Work. A sneak peak at what I've been working on all week. This will only make sense to you if you can read Thai, and even then, it probably won't make sense because all the text was translated using one of those automatic translators which often produce humorous results. The technology has a long way to go.

In addition to Thai, I can now generate similar versions of our product in Japanese, Korean, and Chinese, as well as Malay and all the standard European languages that use standard English-like letters. We're still hoping to be able to do Hindi someday, but their crazy script is only just recently being tackled by computers.

It's been something a revelation to work on this stuff. I'm reminded of Huckleberry Finn:

"Why, Huck, doan' de French people talk de same way we does?"

"No, Jim; you couldn't understand a word they said -- not a single word."

"Well, now, I be ding-busted! How do dat come?"

"I don't know; but it's so. I got some of their jabber out of a book. S'pose a man was to come to you and say Polly-voo-franzy -- what would you think?"

"I wouldn' think nuff'n; I'd take en bust him over de head -- dat is, if he warn't white. I wouldn't 'low no nigger to call me dat."

"Shucks, it ain't calling you anything. It's only saying, do you know how to talk French?"

"Well, den, why couldn't he say it?"

"Why, he is a-saying it. That's a Frenchman's way of saying it."

"Well, it's a blame ridicklous way, en I doan' want to hear no mo' 'bout it. Dey ain' no sense in it."

"Looky here, Jim; does a cat talk like we do?"

"No, a cat don't."

"Well, does a cow?"

"No, a cow don't, nuther."

"Does a cat talk like a cow, or a cow talk like a cat?"

"No, dey don't."

"It's natural and right for 'em to talk different from each other, ain't it?"

"Course."

"And ain't it natural and right for a cat and a cow to talk different from us?"

"Why, mos' sholy it is."

"Well, then, why ain't it natural and right for a Frenchman to talk different from us? You answer me that."

"Is a cat a man, Huck?"

"No."

"Well, den, dey ain't no sense in a cat talkin' like a man. Is a cow a man? -- er is a cow a cat?"

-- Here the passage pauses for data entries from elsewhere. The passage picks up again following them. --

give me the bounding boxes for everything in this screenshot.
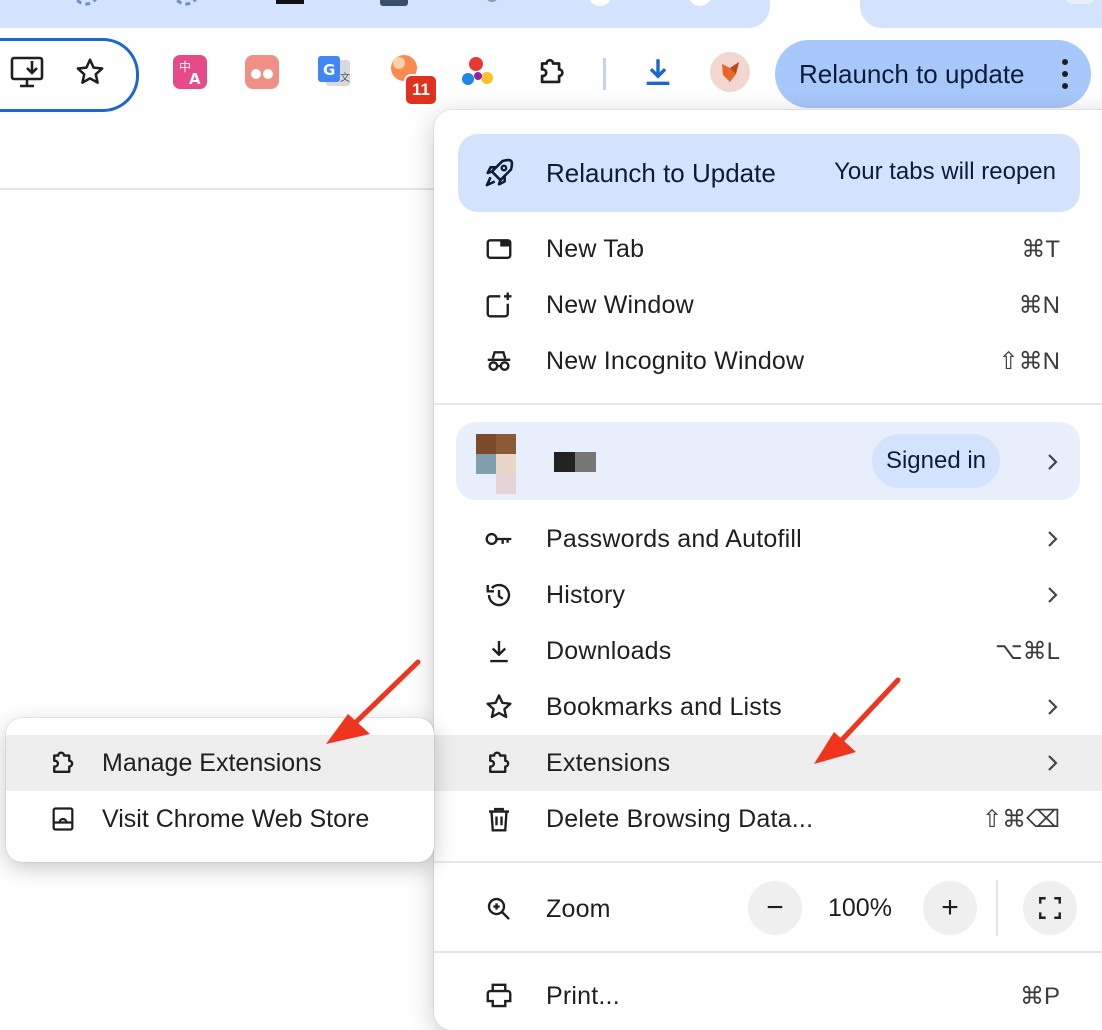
- install-app-icon[interactable]: [8, 52, 48, 92]
- zoom-label: Zoom: [546, 894, 611, 923]
- svg-text:G: G: [323, 61, 335, 79]
- menu-item-print[interactable]: Print... ⌘P: [434, 968, 1102, 1024]
- new-window-icon: [482, 288, 516, 322]
- menu-item-label: Extensions: [546, 748, 671, 777]
- menu-item-label: New Incognito Window: [546, 346, 805, 375]
- tab-favicon-icon[interactable]: [586, 0, 614, 6]
- submenu-item-label: Manage Extensions: [102, 749, 322, 777]
- menu-item-label: Downloads: [546, 636, 672, 665]
- new-tab-icon: [482, 232, 516, 266]
- tab-strip: [0, 0, 1102, 30]
- profile-name-icon: [554, 452, 596, 472]
- menu-item-label: Delete Browsing Data...: [546, 804, 814, 833]
- menu-item-passwords-autofill[interactable]: Passwords and Autofill: [434, 511, 1102, 567]
- menu-item-label: History: [546, 580, 626, 609]
- manage-extensions-item[interactable]: Manage Extensions: [6, 735, 434, 791]
- menu-item-bookmarks-lists[interactable]: Bookmarks and Lists: [434, 679, 1102, 735]
- chevron-right-icon: [1048, 587, 1058, 603]
- star-icon: [482, 690, 516, 724]
- tab-search-icon[interactable]: [1066, 0, 1094, 6]
- chevron-right-icon: [1048, 531, 1058, 547]
- chevron-right-icon: [1048, 454, 1058, 470]
- menu-item-label: Passwords and Autofill: [546, 524, 802, 553]
- relaunch-to-update-item[interactable]: Relaunch to Update Your tabs will reopen: [458, 134, 1080, 212]
- menu-item-downloads[interactable]: Downloads ⌥⌘L: [434, 623, 1102, 679]
- menu-item-shortcut: ⌘P: [1019, 982, 1060, 1010]
- rocket-icon: [482, 156, 516, 195]
- tab-favicon-icon[interactable]: [172, 0, 200, 6]
- more-menu-icon[interactable]: [1061, 58, 1069, 90]
- extensions-puzzle-icon: [482, 746, 516, 780]
- menu-item-shortcut: ⌘T: [1021, 235, 1060, 263]
- submenu-item-label: Visit Chrome Web Store: [102, 805, 370, 833]
- menu-item-shortcut: ⇧⌘⌫: [981, 805, 1060, 833]
- relaunch-title: Relaunch to Update: [546, 158, 776, 188]
- menu-separator: [434, 951, 1102, 953]
- signed-in-badge: Signed in: [872, 434, 1000, 488]
- menu-separator: [434, 861, 1102, 863]
- printer-icon: [482, 979, 516, 1013]
- web-store-icon: [46, 802, 80, 836]
- profile-avatar-icon: [476, 434, 516, 494]
- menu-item-new-tab[interactable]: New Tab ⌘T: [434, 221, 1102, 277]
- google-translate-icon[interactable]: G文: [314, 52, 354, 92]
- menu-item-shortcut: ⌘N: [1018, 291, 1060, 319]
- relaunch-button-label: Relaunch to update: [799, 58, 1025, 89]
- tab-favicon-icon[interactable]: [478, 0, 506, 6]
- fullscreen-button[interactable]: [1023, 881, 1077, 935]
- visit-chrome-web-store-item[interactable]: Visit Chrome Web Store: [6, 791, 434, 847]
- profile-item[interactable]: Signed in: [456, 422, 1080, 500]
- menu-item-extensions[interactable]: Extensions: [434, 735, 1102, 791]
- menu-item-label: New Window: [546, 290, 694, 319]
- toolbar-bottom-border: [0, 188, 434, 190]
- menu-item-label: Bookmarks and Lists: [546, 692, 782, 721]
- menu-item-new-incognito-window[interactable]: New Incognito Window ⇧⌘N: [434, 333, 1102, 389]
- incognito-icon: [482, 344, 516, 378]
- menu-item-label: Print...: [546, 981, 620, 1010]
- menu-item-history[interactable]: History: [434, 567, 1102, 623]
- molecule-extension-icon[interactable]: [458, 52, 498, 92]
- tab-favicon-icon[interactable]: [72, 0, 100, 6]
- tab-favicon-icon[interactable]: [380, 0, 408, 6]
- extensions-submenu: Manage Extensions Visit Chrome Web Store: [6, 718, 434, 862]
- extensions-puzzle-icon[interactable]: [532, 52, 572, 92]
- chrome-main-menu: Relaunch to Update Your tabs will reopen…: [434, 110, 1102, 1030]
- toolbar-divider: [603, 58, 606, 90]
- notification-badge: 11: [404, 74, 438, 106]
- relaunch-note: Your tabs will reopen: [834, 158, 1056, 185]
- svg-text:A: A: [189, 70, 201, 88]
- bookmark-star-icon[interactable]: [70, 52, 110, 92]
- translate-extension-icon[interactable]: 中A: [170, 52, 210, 92]
- profile-avatar-icon[interactable]: [710, 52, 750, 92]
- fullscreen-icon: [1039, 897, 1061, 919]
- download-icon: [482, 634, 516, 668]
- menu-item-shortcut: ⌥⌘L: [994, 637, 1060, 665]
- key-icon: [482, 522, 516, 556]
- tab-favicon-icon[interactable]: [276, 0, 304, 6]
- chevron-right-icon: [1048, 699, 1058, 715]
- relaunch-to-update-button[interactable]: Relaunch to update: [775, 40, 1091, 108]
- zoom-divider: [996, 880, 998, 936]
- tab-favicon-icon[interactable]: [686, 0, 714, 6]
- menu-item-delete-browsing-data[interactable]: Delete Browsing Data... ⇧⌘⌫: [434, 791, 1102, 847]
- chevron-right-icon: [1048, 755, 1058, 771]
- extension-dots-icon[interactable]: [242, 52, 282, 92]
- zoom-out-button[interactable]: −: [748, 881, 802, 935]
- zoom-in-button[interactable]: +: [923, 881, 977, 935]
- menu-item-shortcut: ⇧⌘N: [998, 347, 1060, 375]
- svg-text:文: 文: [340, 71, 350, 84]
- trash-icon: [482, 802, 516, 836]
- extensions-puzzle-icon: [46, 746, 80, 780]
- menu-item-label: New Tab: [546, 234, 645, 263]
- history-icon: [482, 578, 516, 612]
- zoom-magnifier-icon: [482, 892, 516, 926]
- menu-separator: [434, 403, 1102, 405]
- download-icon[interactable]: [638, 52, 678, 92]
- menu-item-new-window[interactable]: New Window ⌘N: [434, 277, 1102, 333]
- zoom-value: 100%: [828, 894, 892, 922]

"No, she ain't either of them."

"Well, den, she ain't got no business to talk like either one er the yuther of 'em. Is a Frenchman a man?"

"Yes."

"WELL, den! Dad blame it, why doan' he talk like a man? You answer me dat!"

I'm a little like Jim, in the way I've always assumed that languages used a discrete set of letters that correspond to sounds, and build words out of them. It just isn't so. Symbols get combined, lines are drawn to connect things in weird ways, and symbols are used to represent whole words, giving no clue as to how they get pronounced.

Having a small set of discrete letters may even be one of the key reasons for Western advancement; first because they made the printing press feasible, and lately because computers can deal with them much easier. (Recently the Chinese have gotten in step with the times through widespread use of a simplified form of their alphabet.)

Thai is pretty cool looking, no? Definitely one of the more interesting-looking languages out there (though I would give the nod for beauty to Arabic and Hieratic).